The impact of this strike spans coasts, with a heavy presence in California and extending its arms into Oregon, Washington, Colorado, D.C., and Virginia. The sea of striking workers includes a plethora of vital roles: vocational nurses, emergency department and radiology techs, pharmacists, sonographers, and more. Their cause? A vehement objection to being stretched thin, a consequence of grueling understaffing and stark neglect of patient care, seemingly in favor of sustaining profits.
One voice from the crowd, Jessica Cruz, a licensed vocational nurse at Kaiser Los Angeles Medical Center, expressed a vivid picture of the reality they’re mired in: “I see my patients’ frustrations when I have to rush them…That’s not the care I want to give. We’re burning ourselves out trying to do the jobs of two or three people, and our patients suffer when they can’t get the care they need due to Kaiser’s short-staffing.”

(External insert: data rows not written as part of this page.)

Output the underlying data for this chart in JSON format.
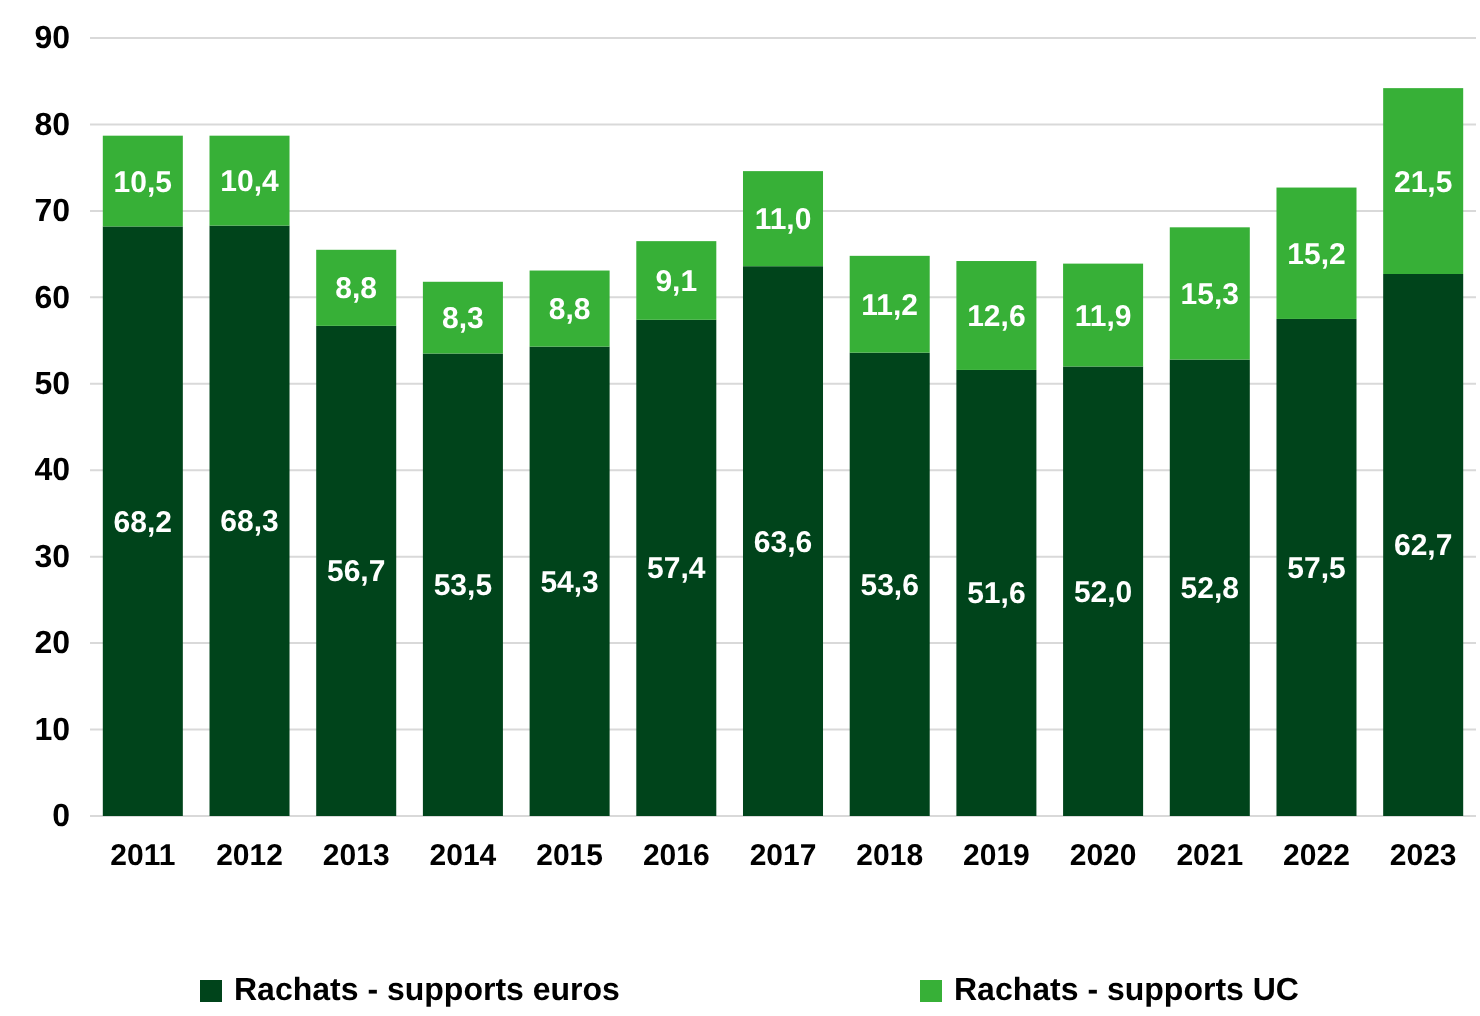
{
  "chart_data": {
    "type": "bar",
    "stacked": true,
    "categories": [
      "2011",
      "2012",
      "2013",
      "2014",
      "2015",
      "2016",
      "2017",
      "2018",
      "2019",
      "2020",
      "2021",
      "2022",
      "2023"
    ],
    "series": [
      {
        "name": "Rachats - supports euros",
        "color": "#00441b",
        "values": [
          68.2,
          68.3,
          56.7,
          53.5,
          54.3,
          57.4,
          63.6,
          53.6,
          51.6,
          52.0,
          52.8,
          57.5,
          62.7
        ],
        "value_labels": [
          "68,2",
          "68,3",
          "56,7",
          "53,5",
          "54,3",
          "57,4",
          "63,6",
          "53,6",
          "51,6",
          "52,0",
          "52,8",
          "57,5",
          "62,7"
        ]
      },
      {
        "name": "Rachats - supports UC",
        "color": "#37b037",
        "values": [
          10.5,
          10.4,
          8.8,
          8.3,
          8.8,
          9.1,
          11.0,
          11.2,
          12.6,
          11.9,
          15.3,
          15.2,
          21.5
        ],
        "value_labels": [
          "10,5",
          "10,4",
          "8,8",
          "8,3",
          "8,8",
          "9,1",
          "11,0",
          "11,2",
          "12,6",
          "11,9",
          "15,3",
          "15,2",
          "21,5"
        ]
      }
    ],
    "ylim": [
      0,
      90
    ],
    "yticks": [
      0,
      10,
      20,
      30,
      40,
      50,
      60,
      70,
      80,
      90
    ],
    "grid": "y",
    "legend": "bottom"
  }
}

In a rallying cry for sustainable solutions and genuine acknowledgment from Kaiser executives, unions are pushing for a $25 per hour minimum wage, coupled with gradual raises over the next four years. Kaiser’s counter? A tiered wage system and a considerably lower minimum wage that fluctuates based on location. The unions articulate a straightforward rationale: decent wages could magnetize more workers and be a potential salve for the staffing shortage.
As we navigate the story, the pandemic’s shadow looms large, disrupting healthcare staffing and leaving a gaping wound that’s yet to heal. Keven Dardon, a patient access representative in Clackamas, Oregon, has witnessed his department dwindle from 60 to 40 employees during the pandemic, translating to longer lines and extended wait times for patients.
He lays it bare: “It’s really taken a toll in the hospital setting…Our frontline employees are demanding Kaiser Permanente executives come to the table, we’ve proposed the things that would fix the staffing issue, and we’ve made tons of proposals, but because our executives just aren’t listening to us, they are just not coming to the table to even entertain those proposals.”
In contrast, The Coalition of Kaiser Permanente Unions presents a jarring dichotomy – the juxtaposition of exhausted workers against the backdrop of Kaiser Permanente’s flourishing financial landscape. With a $3 billion profit in just the first half of this year and a boastful $21 billion in profits over the past five years, there’s a harrowing disconnect. Add to that the spicy detail of 49 executives cozying up with over $1 million in annual salaries, and the picture becomes agonizingly clear.
As we spotlight this pivotal moment in U.S. labor history, let’s reflect on the absurdity of a system where the very people who shepherd our health and wellness are forced into a corner, compelled to fight against a goliath healthcare entity simply for fair wages and humane working conditions.